There has been a great deal of worry in the US about the state of literacy and education of the young. The great schools with the highest standards still attract and educate. Many other schools spoon-feed vocational courses into lethargic kids. However, new studies that prove teenagers in Britain and the United States do not know how to use condoms are disconcerting.
An interesting Fox.com article in 2002 by Glenn Harlan Reynolds, “Teen Sex and Media Hype” makes a good point about the infantalization of teens in our society. He wrote of teens coddled to the point where they did not have to accept responsibilities nor to act in constructive paths. Perhaps, he mused, if they were, they would behave in the role of citizens and be less like the traditionally irresponsible leisure classes “… with all the vices that have historically attended leisure classes.”
He also noted that treating them as infants in growing and sexual bodies keeps them from developing the “base of judgment and self-respect” that allows for appropriate decision-making. Appropriate decisions imply deciding when they are ready for sex (always a difficult choice given the flooded hormonal circuits of the adolescent) and should be better about learning about and taking responsible precautions.
The forces against science and knowledge and even a group who are opposed to education about sex (hard to imagine, isn’t it?) continue to dominate school boards or try to. More than a few times they have managed to ban books and work their censorship incantations over library choices.
It is not a slight lessening of intellectual interest in young people that is the problem. This week’s report from the U.K. proves that the world faces a real problem of dumbness (or is it numb-ness?)
USA Today published the article, “Report: Teenagers often shun condoms” early in the month. It reported on a study appearing from Child Trends, a not-for-profit agency in Washington, D.C. that those teens who are sexually active do not use condoms regularly. This activity puts them in danger of acquiring STDs, passing them and creating pregnancies.
Almost fifty percent of the male teens who were sexually active, during the year before the survey, said they regularly employed a condom. Only 28% of the girls reported that one had been used.
Their good news was that,
Efforts to promote contraceptive use may be having an effect. The teen birth rate has been declining: in 2004 it was 41.2 births per 1,000 girls ages 15-19, down from a peak of 61.8 births per 1,000 in 1991, says Child Trends’ Kerry Franzetta, lead author of the report.
Medicinenet reported on a study of 1373 British teenagers done by London’s National Children’s Bureau. Get ready! The title of the article was, “Many Teens Use Condoms Incorrectly”. This is a hard one to believe but read it I did. We knew teens have sex (I did and it was fun). We know those who have sex should use condoms to protect against STDs and unwanted pregnancies. How could anyone have guessed they couldn’t figure out what to do with a rubber cylinder and a, dare I write it, penis? How many teenagers does it take to stick it on before the fun begins and take it off after it’s over? Quite a few, it seems.
In the London study published in the online edition of The Journal of Sexually Transmitted Infections the 1373 were interviewed and, where possible their diaries were examined. About half reported that they had had vaginal intercourse and two-thirds of them said they used a condom the last time they had sex.
Does that mean they are protected against sexually transmitted diseases? Not necessarily. Hatherall and colleagues find that 6% of the kids (who had reported that they used a condom the last time they had sex) said they put the condom on after vaginal penetration — and 6% said they continued vaginal penetration after condom removal.
There is room to worry when the arts are ignored and the sciences shunned. Playing video games instead of reading Dickens is sad. Not being attracted to books, libraries, serious film, creative acts and burning with the desire to learn all there is to know is depressing.

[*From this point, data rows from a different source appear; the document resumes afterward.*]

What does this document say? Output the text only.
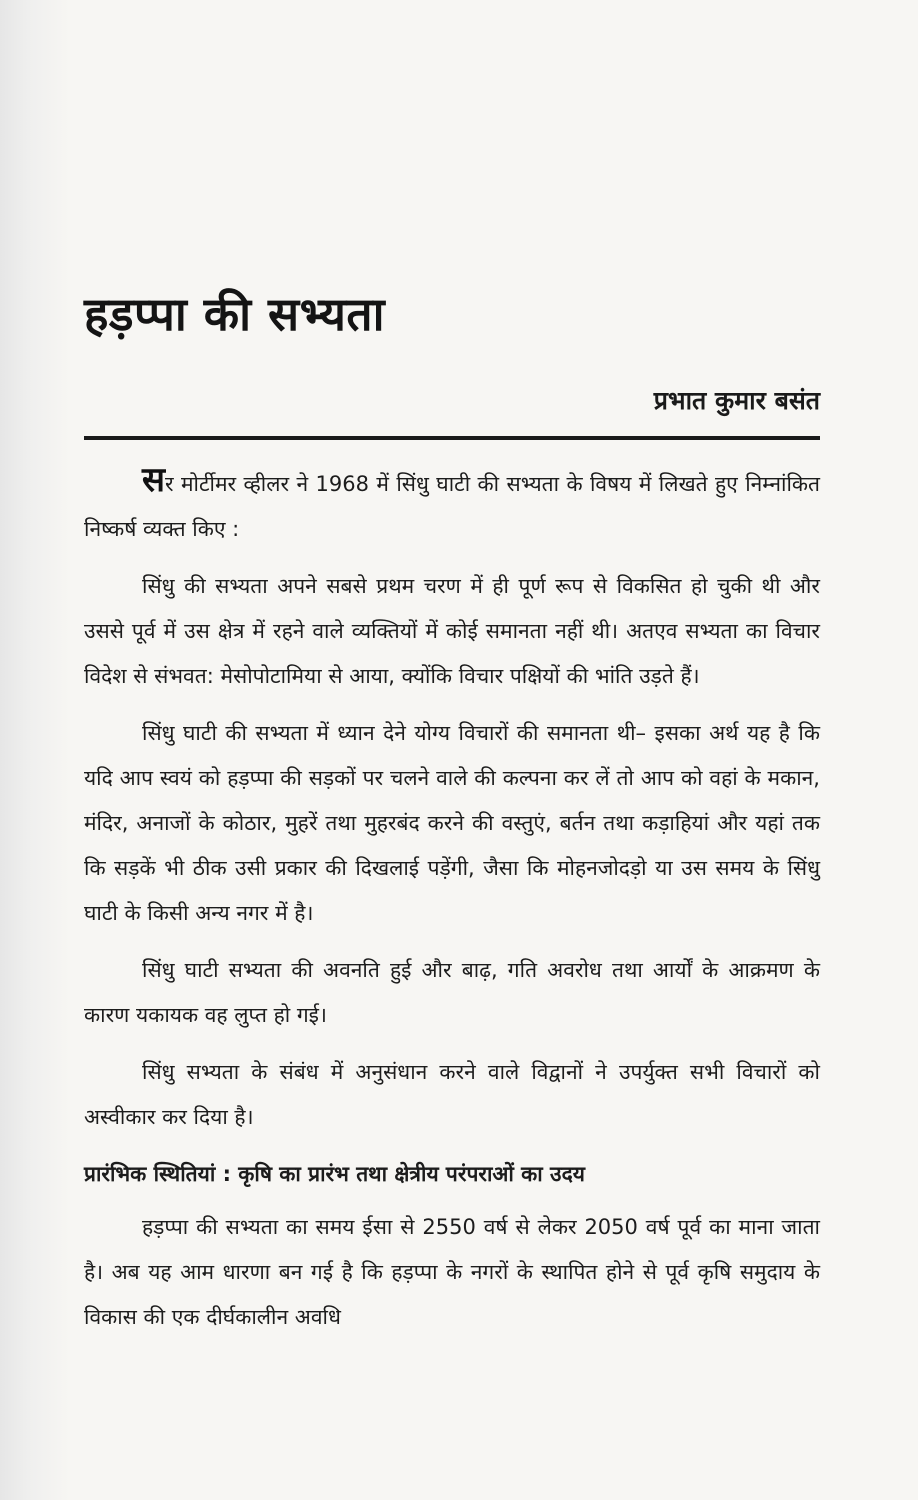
हड़प्पा की सभ्यता
प्रभात कुमार बसंत

सर मोर्टीमर व्हीलर ने 1968 में सिंधु घाटी की सभ्यता के विषय में लिखते हुए निम्नांकित निष्कर्ष व्यक्त किए :

सिंधु की सभ्यता अपने सबसे प्रथम चरण में ही पूर्ण रूप से विकसित हो चुकी थी और उससे पूर्व में उस क्षेत्र में रहने वाले व्यक्तियों में कोई समानता नहीं थी। अतएव सभ्यता का विचार विदेश से संभवत: मेसोपोटामिया से आया, क्योंकि विचार पक्षियों की भांति उड़ते हैं।

सिंधु घाटी की सभ्यता में ध्यान देने योग्य विचारों की समानता थी– इसका अर्थ यह है कि यदि आप स्वयं को हड़प्पा की सड़कों पर चलने वाले की कल्पना कर लें तो आप को वहां के मकान, मंदिर, अनाजों के कोठार, मुहरें तथा मुहरबंद करने की वस्तुएं, बर्तन तथा कड़ाहियां और यहां तक कि सड़कें भी ठीक उसी प्रकार की दिखलाई पड़ेंगी, जैसा कि मोहनजोदड़ो या उस समय के सिंधु घाटी के किसी अन्य नगर में है।

सिंधु घाटी सभ्यता की अवनति हुई और बाढ़, गति अवरोध तथा आर्यों के आक्रमण के कारण यकायक वह लुप्त हो गई।

सिंधु सभ्यता के संबंध में अनुसंधान करने वाले विद्वानों ने उपर्युक्त सभी विचारों को अस्वीकार कर दिया है।

प्रारंभिक स्थितियां : कृषि का प्रारंभ तथा क्षेत्रीय परंपराओं का उदय

हड़प्पा की सभ्यता का समय ईसा से 2550 वर्ष से लेकर 2050 वर्ष पूर्व का माना जाता है। अब यह आम धारणा बन गई है कि हड़प्पा के नगरों के स्थापित होने से पूर्व कृषि समुदाय के विकास की एक दीर्घकालीन अवधि
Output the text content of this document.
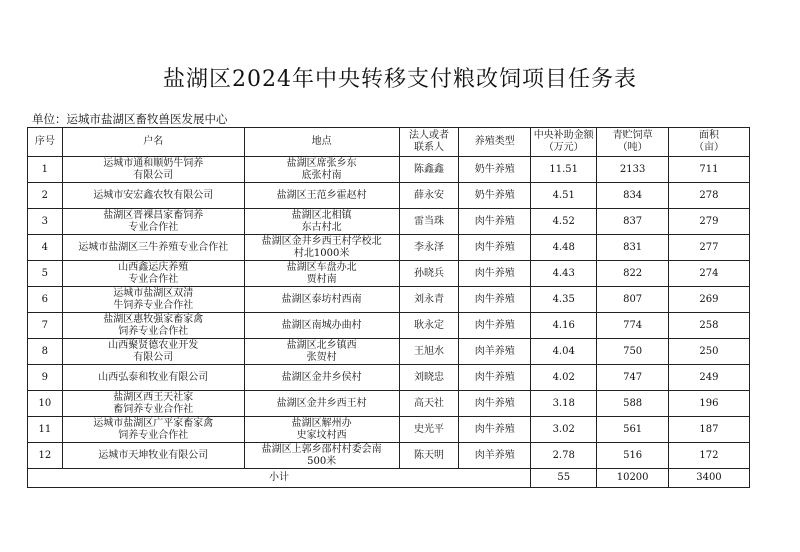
盐湖区2024年中央转移支付粮改饲项目任务表
单位：运城市盐湖区畜牧兽医发展中心
序号	户名	地点	法人或者
联系人	养殖类型	中央补助金额
（万元）	青贮饲草
（吨）	面积
（亩）
1	运城市通和顺奶牛饲养
有限公司	盐湖区席张乡东
底张村南	陈鑫鑫	奶牛养殖	11.51	2133	711
2	运城市安宏鑫农牧有限公司	盐湖区王范乡霍赵村	薛永安	奶牛养殖	4.51	834	278
3	盐湖区晋裸昌家畜饲养
专业合作社	盐湖区北相镇
东古村北	雷当珠	肉牛养殖	4.52	837	279
4	运城市盐湖区三牛养殖专业合作社	盐湖区金井乡西王村学校北
村北1000米	李永泽	肉牛养殖	4.48	831	277
5	山西鑫运庆养殖
专业合作社	盐湖区车盘办北
贾村南	孙晓兵	肉牛养殖	4.43	822	274
6	运城市盐湖区双清
牛饲养专业合作社	盐湖区泰坊村西南	刘永青	肉牛养殖	4.35	807	269
7	盐湖区惠牧强家畜家禽
饲养专业合作社	盐湖区南城办曲村	耿永定	肉牛养殖	4.16	774	258
8	山西聚贤德农业开发
有限公司	盐湖区北乡镇西
张贺村	王旭水	肉羊养殖	4.04	750	250
9	山西弘泰和牧业有限公司	盐湖区金井乡侯村	刘晓忠	肉牛养殖	4.02	747	249
10	盐湖区西王天社家
畜饲养专业合作社	盐湖区金井乡西王村	高天社	肉牛养殖	3.18	588	196
11	运城市盐湖区广平家畜家禽
饲养专业合作社	盐湖区解州办
史家坟村西	史光平	肉牛养殖	3.02	561	187
12	运城市天坤牧业有限公司	盐湖区上郭乡邵村村委会南
500米	陈天明	肉羊养殖	2.78	516	172
小计					55	10200	3400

An interesting and, probably, worthwhile website is Cool Nurse.com in their section on sexuality says that “Despite our collective wish that teenagers postpone sexual activity until adulthood, the reality is that more than half of them will not wait.” This is hardly a new phenomenon in the growth process. This is not an American problem even though “… we do have the dubious distinction of having the highest rate of adolescent pregnancies among the world’s industrial countries.” The most important distinction between the U.S. and the other “advanced” countries (where teens are at least as sexually active as are ours) is that the U.S. has failed in the provision of information and access these adolescents need to protect themselves in the battle against STDs (including AIDS) and unwanted pregnancies.
As a result, teenagers rarely use any form of contraception during their first episode of sexual activity and it usually takes about a year before they use any effective birth control method. It is not surprising, therefore, that most teenage pregnancies occur within the first six months after teens begin to have intercourse. Currently, about one million teens become pregnant each year in the United States.
However, consider the intellectual gap that includes not knowing how to use a condom. This is a dangerous place to park your dunce cap. I don’t have a teen-ager and I am too old to start one now. But obviously there is something missing in communication at home, in school and in the media. You can tell them “Don’t” but they have to have the ability, desire and ready access to information in order to know how to protect themselves.